Hluhluwe-iMfolozi : lodge agréable et plutôt chic hors du parc, dans un bel environnement (galagos / bushbabies quasi apprivoisés), mais les installations auraient besoin d’être rénovées. Hluhluwe

Samedi 17 : Parc d’iMfolozi : des nuages et du vent. Odile perfectionne la chasse (photographique) au rhino, moi la conduite safari entre trous et buffles. Hluhluwe

Dimanche 18 : il crachine, nous retraversons le parc, piste rude et trous nombreux récompensés par une meute de lycaons au repos au bord de la route. Les gendarmes couchés qui marchent par 6, voire par 8, achèvent de me briser le dos ! Et pas de masseur à l’horizon !

St Lucia : appartement tout confort, excellent accueil, mais problème de douche et de wifi. Il pleuviote. Le soir, pluie d’orage. St Lucia

Lundi 19 : 2 heures de bateau : crocos et hippos.

iSimangaliso Wetland Park : vert, les animaux sont loin, un troupeau de gnous passe en courant.

Marche le long de l’océan Indien animaux sculptés dans le sable. St Lucia

Mardi 20 : 2ème partie du parc, l’ouest assez beau paysage très arboré entre lac saumâtre et océan agité. Peu d’animaux, à part les singes : 3ème attaque ! L’un d’eux est venu chiper un paquet de biscuits dans la voiture entrouverte : nous étions descendus observer une colonie de mangoustes. Sont-ils de mèche ?

Le propriétaire, très sympathique et ‘réglo’, nous rembourse les trois nuits pour le dérangement !

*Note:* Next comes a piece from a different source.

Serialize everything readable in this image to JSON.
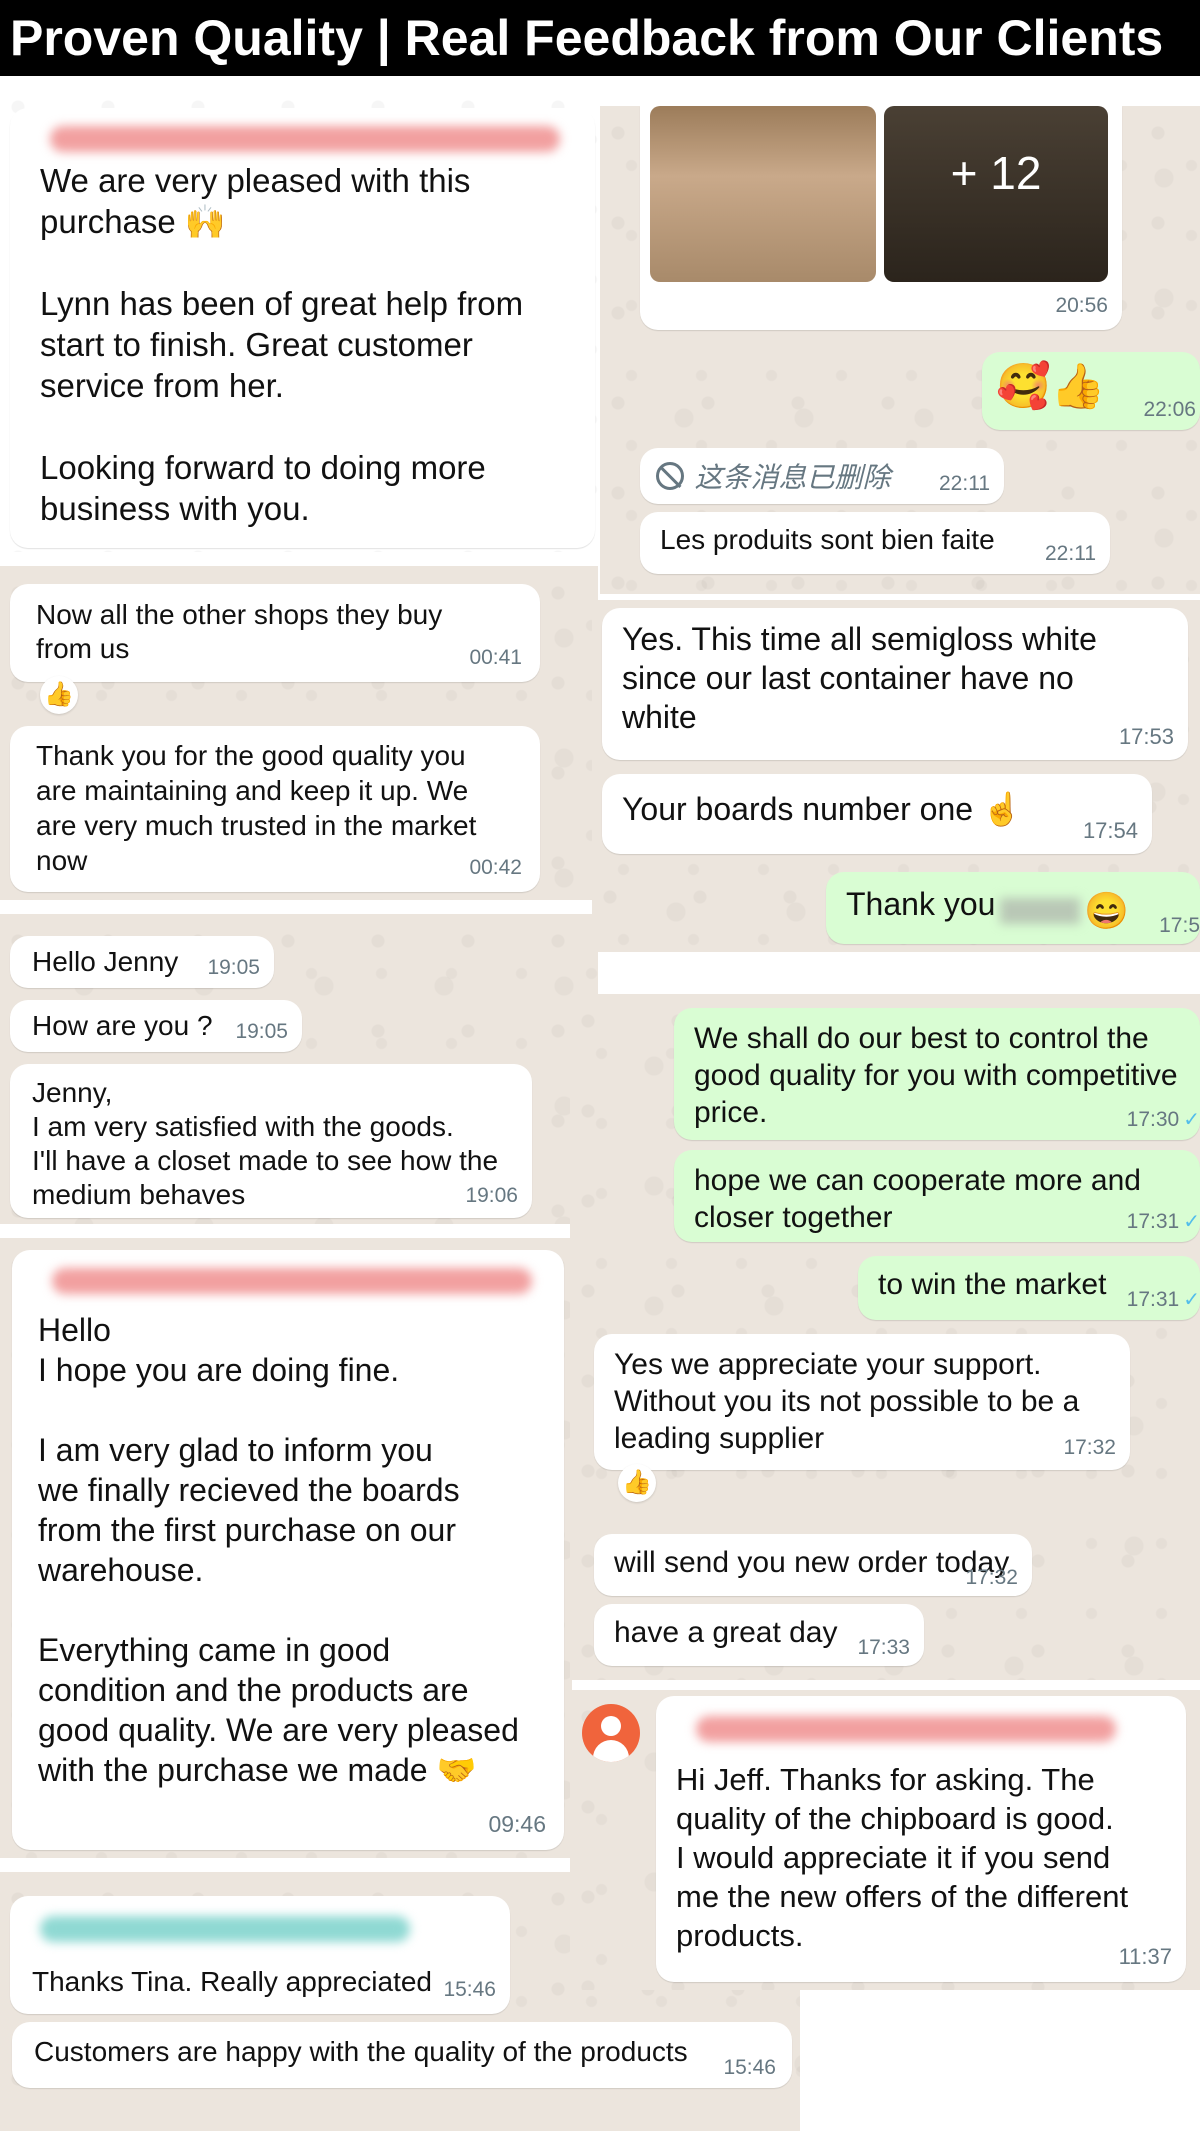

Excellent restaurant italien. Nous attendons le passage, fréquent, des hippopotames dans la ville ou sous nos fenêtres. En vain ! St Lucia

Mercredi 21 : pluie dans la nuit, matinée nuageuse. Journée de route (de 8 à 17h). Souvent pénible à cause des brise-vitesse en permanence. 2 stoppeuses. Vent. Le soleil revient. Hauts plateaux, immenses prairies, nombreux troupeaux, quelques mines à ciel ouvert, cultures, labours, céréales en cercles, quelques villages traditionnels.

Nous arrivons chez une Anglaise sympathique, calme absolu, en vue du Drakensberg, dans Champagne Valley. Bergview

Jeudi 22 : paysage superbe, vert et reposant quelques falaises première randonnée agréable d’1 heure et demie jusqu’à une chute d’eau. 2ème vallée, superbe, celle de Giant’s Castle 1h et demie de marche dans un beau paysage pour découvrir des peintures rupestres des San. Très beau temps.

Route heureusement bonne pour atteindre de nuit (19h), à Underberg , une ferme-auberge de jeunesse très sympathique bonne ambiance feu de bois. Underberg

Vendredi 23 : Drakensberg. Tour organisé au Sani Pass.

Région très british, avec green, golf, cricket, pubs, beaux arbres dans les champs nous prenons deux touristes dans un lodge perdu dans la campagne où broutent zèbres et antilopes, au bord d’un lac superbe route, paysage grandiose, col à 2.800 mètres par une route escarpée et caillouteuse qui nécessite le 4x4.

Et nous voici au LESOTHO ! Nous avons l’impression d’être sur un haut plateau asiatique dans un coin de Mongolie où les jaunes seraient noirs… Un pasteur pentecôtiste très chaleureux présente son pays, son histoire, ses coutumes.

Retour à notre auberge, tenue par un garçon anglais vraiment cordial, actif, convaincu il nous offre un verre de vin et des autocollants. Underberg

Samedi 24 : très beau temps. Petit tour dans Pietermaritzburg : beaucoup de piétons, hôtel de ville en briques, à l’anglaise, comme en Inde. Et petit tour dans Durban : pique-nique devant le port de plaisance, des bâtiments ‘anciens’ en béton gris moche. Villes très animées, commerçantes, où nous n’avons pas le temps de flâner. Trafic intense.

Nous demandons notre chemin à des policiers en voiture : ils nous guident d’abord à l’aéroport pour nous montrer le chemin avant de nous conduire à notre guest-house ! Maison de rêve très british avec jardin en pente très soigné et vue sur la mer.

Voiture rendue à l’aéroport. Nos hôtes serviables viennent nous y rechercher. Durban

Dimanche 25 : nous quittons à regret nos pasteurs. Avion pour Port Elizabeth. Nuageux. Nous prenons notre 2ème voiture.

Addo Elephant National Park : très vallonné, de nouvelles antilopes, une famille d’éléphants au point d’eau, une autre, et… un lion ! Qui remonte la colline. Un peu loin tout de même !

300 km sans village ni brise-vitesse ! Paysage désertique et vaste il fait entre 30 et 35° les moutons doivent brouter leur laine ! Arrêt sur une aire : un groupe de 3 ou 4 minibus revient de l’enterrement d’une tante et regagne Cape Town dans la nuit. Le paysage évoque l’Anatolie il explique la mentalité des colons ici comme en Australie ou dans l’ouest des Etats-Unis illusion d’une terre vierge (à part quelques « sauvages » !) et sans limites.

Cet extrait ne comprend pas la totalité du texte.